Risk-stratification tools such as the HEART Score, EDACS score, and North American Chest Pain Rule may replace TIMI to evaluate patients with chest pain
Explore This IssueACEP Now: Vol 33 – No 04 – April 2014
Can you recite the elements of the TIMI Score—the Thrombolysis in Myocardial Infarction Risk Score for Unstable Angina/Non-ST Elevation Myocardial Infarction—from memory?1 If you still can, it’s not surprising. Over the last decade, this score has been drilled, dogmatically, into many specialties, including emergency medicine. Numerous studies have utilized it, attempting to define a low-risk cohort from unselected chest pain patients presenting to the emergency department. Fortunately for EM, but unfortunately for the brain cells sacrificially dedicated to its memory, the next wave of decision instruments promises to eliminate it from use.
The original TIMI Score is not derived from an emergency department cohort. These were patients admitted and anticoagulated for concerning chest pain in the setting of ECG changes, known coronary artery disease, or positive biomarkers. The original predictive value of the TIMI Score was intended to prognosticate 14-day mortality or new cardiac ischemia for cardiac inpatients, not emergency department presentations. The generalizability of this cohort to our setting is simply lacking, and the logistic regression identifies elements—aspirin use within seven days—that may add specificity for poor outcomes in an intermediate- to high-risk cohort but fails in providing utility for describing a minimal-risk cohort. As expected, the largest meta-analysis of prospective studies using TIMI in the emergency department demonstrated even requiring a TIMI of 0 for discharge is only 97.2 percent (95 percent CI, 96.4–97.8) sensitive for cardiac events.2 This strategy would result in 78 percent of patients being admitted for cardiac evaluation and still result in adverse outcomes for one in 50 discharged patients. Pursuing this strategy is clearly foolish.
The development of these ED-centric decision instruments and disposition pathways indicate EM has moved beyond the hand-me-downs from cardiology.
Fortunately, science marches on.
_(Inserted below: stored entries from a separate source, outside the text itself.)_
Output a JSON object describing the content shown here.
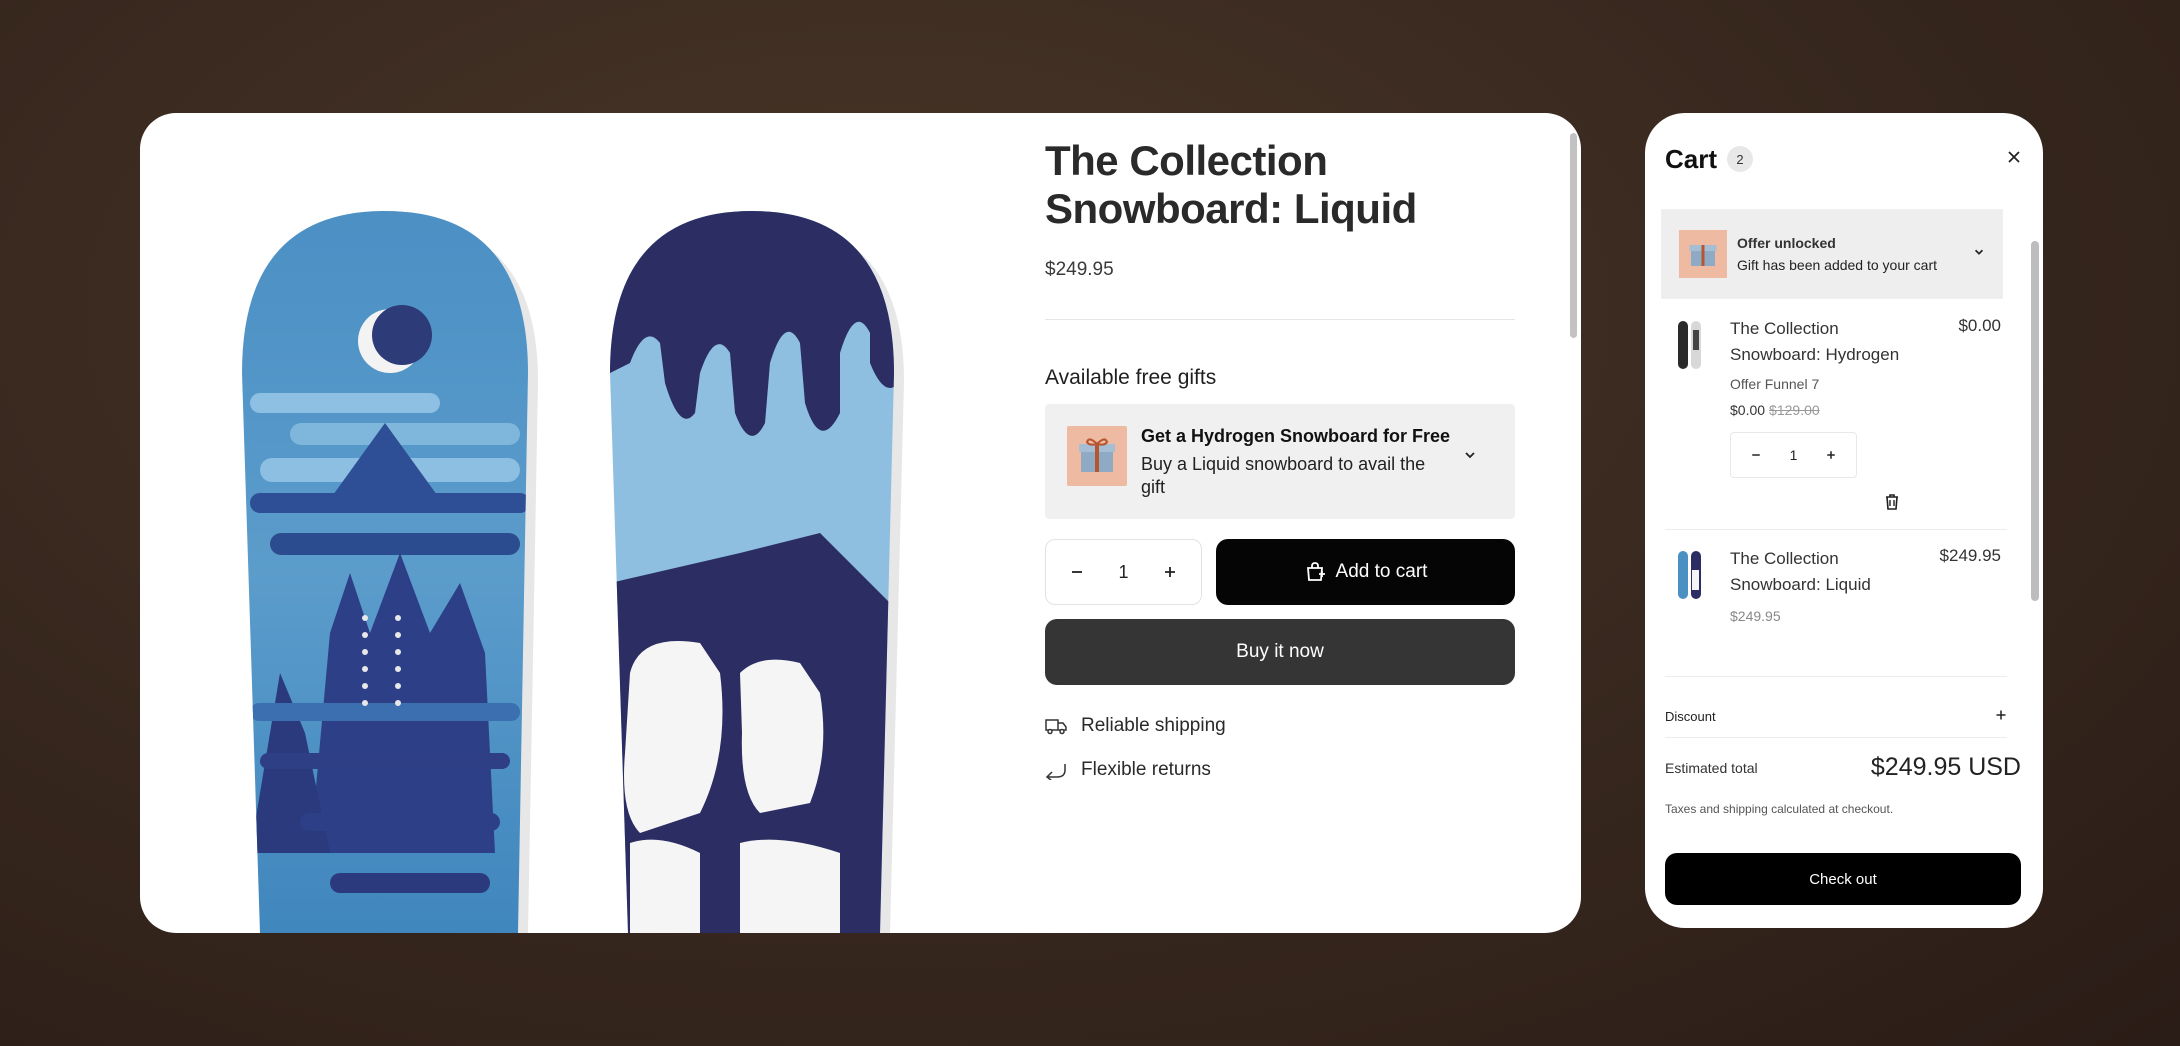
{
  "product": {
    "title_line1": "The Collection",
    "title_line2": "Snowboard: Liquid",
    "price": "$249.95",
    "gifts_heading": "Available free gifts",
    "gift": {
      "title": "Get a Hydrogen Snowboard for Free",
      "subtitle": "Buy a Liquid snowboard to avail the gift"
    },
    "quantity": "1",
    "add_to_cart_label": "Add to cart",
    "buy_now_label": "Buy it now",
    "features": [
      "Reliable shipping",
      "Flexible returns"
    ]
  },
  "cart": {
    "title": "Cart",
    "count": "2",
    "offer": {
      "title": "Offer unlocked",
      "subtitle": "Gift has been added to your cart"
    },
    "items": [
      {
        "name": "The Collection Snowboard: Hydrogen",
        "meta": "Offer Funnel 7",
        "price": "$0.00",
        "compare_price": "$129.00",
        "quantity": "1",
        "line_total": "$0.00"
      },
      {
        "name": "The Collection Snowboard: Liquid",
        "price": "$249.95",
        "line_total": "$249.95"
      }
    ],
    "discount_label": "Discount",
    "estimated_total_label": "Estimated total",
    "estimated_total": "$249.95 USD",
    "tax_note": "Taxes and shipping calculated at checkout.",
    "checkout_label": "Check out"
  },
  "colors": {
    "background": "#3a2a20",
    "primary_button": "#050505",
    "secondary_button": "#353535",
    "gift_thumb": "#eebba2",
    "board_blue": "#4a90c2",
    "board_navy": "#2b2d63"
  }
}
From the Netherlands, the HEART (History, ECG, Age, Risk Factors, Troponin) Score was derived and designed for use in the emergency department.3 Reflecting several elements common to clinician gestalt, HEART demonstrates substantially improved performance over TIMI. When used as recommended by the authors, a HEART Score of 0 to 3 reflects a six-week event-free prognosis with a miss rate ranging between 0.6 percent and 1.8 percent in validation studies.4,5 At the same time, the number of patients classified as low risk increases to up to a third of the presenting cohort—an improvement that, by itself, ought to retire TIMI to its intended place on the inpatient side.